Friday, 16 January 2009

Giving Death The Bird

I was sent this press release today from the Church of Scotland.

"Some modern music choices at funerals seem to reflect a desire to avoid the stark reality of death, according to writer Ron Ferguson, a Church of Scotland minister, who urges people to think carefully about the music for their funeral. A survey of more than 80,000 funerals conducted by Cooperative Funeral care has found that pop songs were chosen over hymns in four out of 10 services. The most popular choice is Frank Sinatra’s My Way followed by Bette Midler’s anthem Wind Beneath my Wings. As well as popular film music choices included themes from Coronation Street or Eastenders, the Birdie Song and The Laughing Policeman.

Writing in this month’s Life and Work Ferguson says: ‘Such songs might seem a good idea down at the pub, but may not feel so appropriate at the actual ceremony.
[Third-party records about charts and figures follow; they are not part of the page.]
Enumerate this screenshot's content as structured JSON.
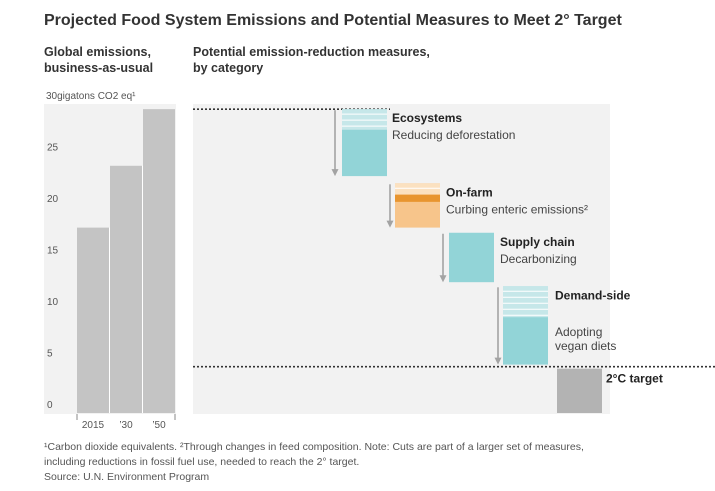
{
  "title": "Projected Food System Emissions and Potential Measures to Meet 2° Target",
  "left_heading": [
    "Global emissions,",
    "business-as-usual"
  ],
  "right_heading": [
    "Potential emission-reduction measures,",
    "by category"
  ],
  "notes": {
    "line1": "¹Carbon dioxide equivalents.  ²Through changes in feed composition.  Note: Cuts are part of a larger set of measures,",
    "line2": "including reductions in fossil fuel use, needed to reach the 2° target.",
    "source": "Source: U.N. Environment Program"
  },
  "colors": {
    "bar_gray": "#c4c4c4",
    "panel_bg": "#f2f2f2",
    "teal": "#92d4d7",
    "teal_light": "#c6e7e9",
    "orange": "#f7c58b",
    "orange_dark": "#e8952f",
    "orange_light": "#fbe1c0",
    "arrow": "#a3a3a3",
    "target_bar": "#b3b3b3"
  },
  "chart_data": [
    {
      "type": "bar",
      "title": "Global emissions, business-as-usual",
      "ylabel": "gigatons CO2 eq¹",
      "y_unit_label": "30gigatons CO2 eq¹",
      "ylim": [
        0,
        30
      ],
      "yticks": [
        0,
        5,
        10,
        15,
        20,
        25,
        30
      ],
      "categories": [
        "2015",
        "’30",
        "’50"
      ],
      "values": [
        18,
        24,
        29.5
      ]
    },
    {
      "type": "waterfall",
      "title": "Potential emission-reduction measures, by category",
      "start": 29.5,
      "ylim": [
        0,
        30
      ],
      "steps": [
        {
          "category": "Ecosystems",
          "measure": "Reducing deforestation",
          "from": 29.5,
          "to": 23.0,
          "highlight_from": 27.5,
          "shade": "teal"
        },
        {
          "category": "On-farm",
          "measure": "Curbing enteric emissions²",
          "from": 22.3,
          "to": 18.0,
          "highlight_from": 21.2,
          "highlight_to": 20.5,
          "shade": "orange"
        },
        {
          "category": "Supply chain",
          "measure": "Decarbonizing",
          "from": 17.5,
          "to": 12.7,
          "shade": "teal"
        },
        {
          "category": "Demand-side",
          "measure": "Adopting vegan diets",
          "from": 12.3,
          "to": 4.7,
          "highlight_from": 9.3,
          "shade": "teal"
        }
      ],
      "target": {
        "label": "2°C target",
        "value": 4.5
      }
    }
  ]
}
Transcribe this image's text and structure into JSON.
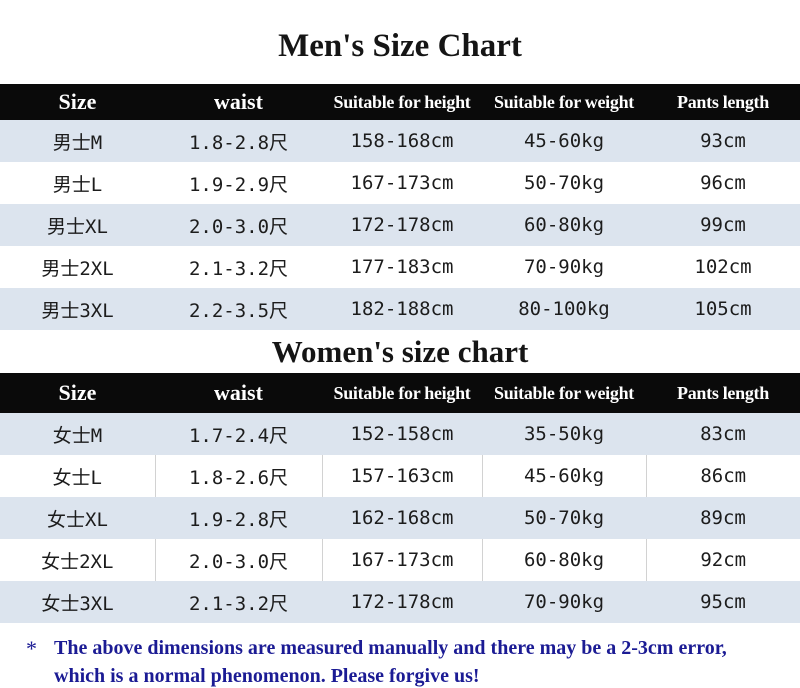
{
  "colors": {
    "header_bg": "#0a0a0a",
    "header_text": "#ffffff",
    "row_alt_bg": "#dce4ee",
    "row_bg": "#ffffff",
    "title_text": "#151515",
    "note_text": "#1b1b94"
  },
  "chart_data": [
    {
      "type": "table",
      "title": "Men's Size Chart",
      "columns": [
        "Size",
        "waist",
        "Suitable for height",
        "Suitable for weight",
        "Pants length"
      ],
      "rows": [
        [
          "男士M",
          "1.8-2.8尺",
          "158-168cm",
          "45-60kg",
          "93cm"
        ],
        [
          "男士L",
          "1.9-2.9尺",
          "167-173cm",
          "50-70kg",
          "96cm"
        ],
        [
          "男士XL",
          "2.0-3.0尺",
          "172-178cm",
          "60-80kg",
          "99cm"
        ],
        [
          "男士2XL",
          "2.1-3.2尺",
          "177-183cm",
          "70-90kg",
          "102cm"
        ],
        [
          "男士3XL",
          "2.2-3.5尺",
          "182-188cm",
          "80-100kg",
          "105cm"
        ]
      ]
    },
    {
      "type": "table",
      "title": "Women's size chart",
      "columns": [
        "Size",
        "waist",
        "Suitable for height",
        "Suitable for weight",
        "Pants length"
      ],
      "rows": [
        [
          "女士M",
          "1.7-2.4尺",
          "152-158cm",
          "35-50kg",
          "83cm"
        ],
        [
          "女士L",
          "1.8-2.6尺",
          "157-163cm",
          "45-60kg",
          "86cm"
        ],
        [
          "女士XL",
          "1.9-2.8尺",
          "162-168cm",
          "50-70kg",
          "89cm"
        ],
        [
          "女士2XL",
          "2.0-3.0尺",
          "167-173cm",
          "60-80kg",
          "92cm"
        ],
        [
          "女士3XL",
          "2.1-3.2尺",
          "172-178cm",
          "70-90kg",
          "95cm"
        ]
      ]
    }
  ],
  "footnote": {
    "marker": "*",
    "text": "The above dimensions are measured manually and there may be a 2-3cm error, which is a normal phenomenon. Please forgive us!"
  }
}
Ministers, he says, are often under pressure from families to make the funeral service exclusively a celebration of the person’s life and are even under pressure to keep the coffin out of sight. ‘This is not healthy’, he comments. ‘With so many medical procedures designed to keep people alive at all costs, it’s almost as if every death is regarded as a personal failure on the part of the medical profession.’

He suggests that hymns matter even to Protestant and Catholic atheists. ‘What is novel should perhaps be matched by familiar ‘anchoring’ scriptures and hymns which have stood the test of time. Such elements can help to bear the true weight of the occasion and bring solace to the bereaved.'

I wrote about this phenomenon in the penultimate chapter of I Shot a Man in Reno, and made very similar points (I wonder if the Reverend Ron has read the book?). However, not even I realised that people wanted to play this at their funeral. Why? Really. Why why why?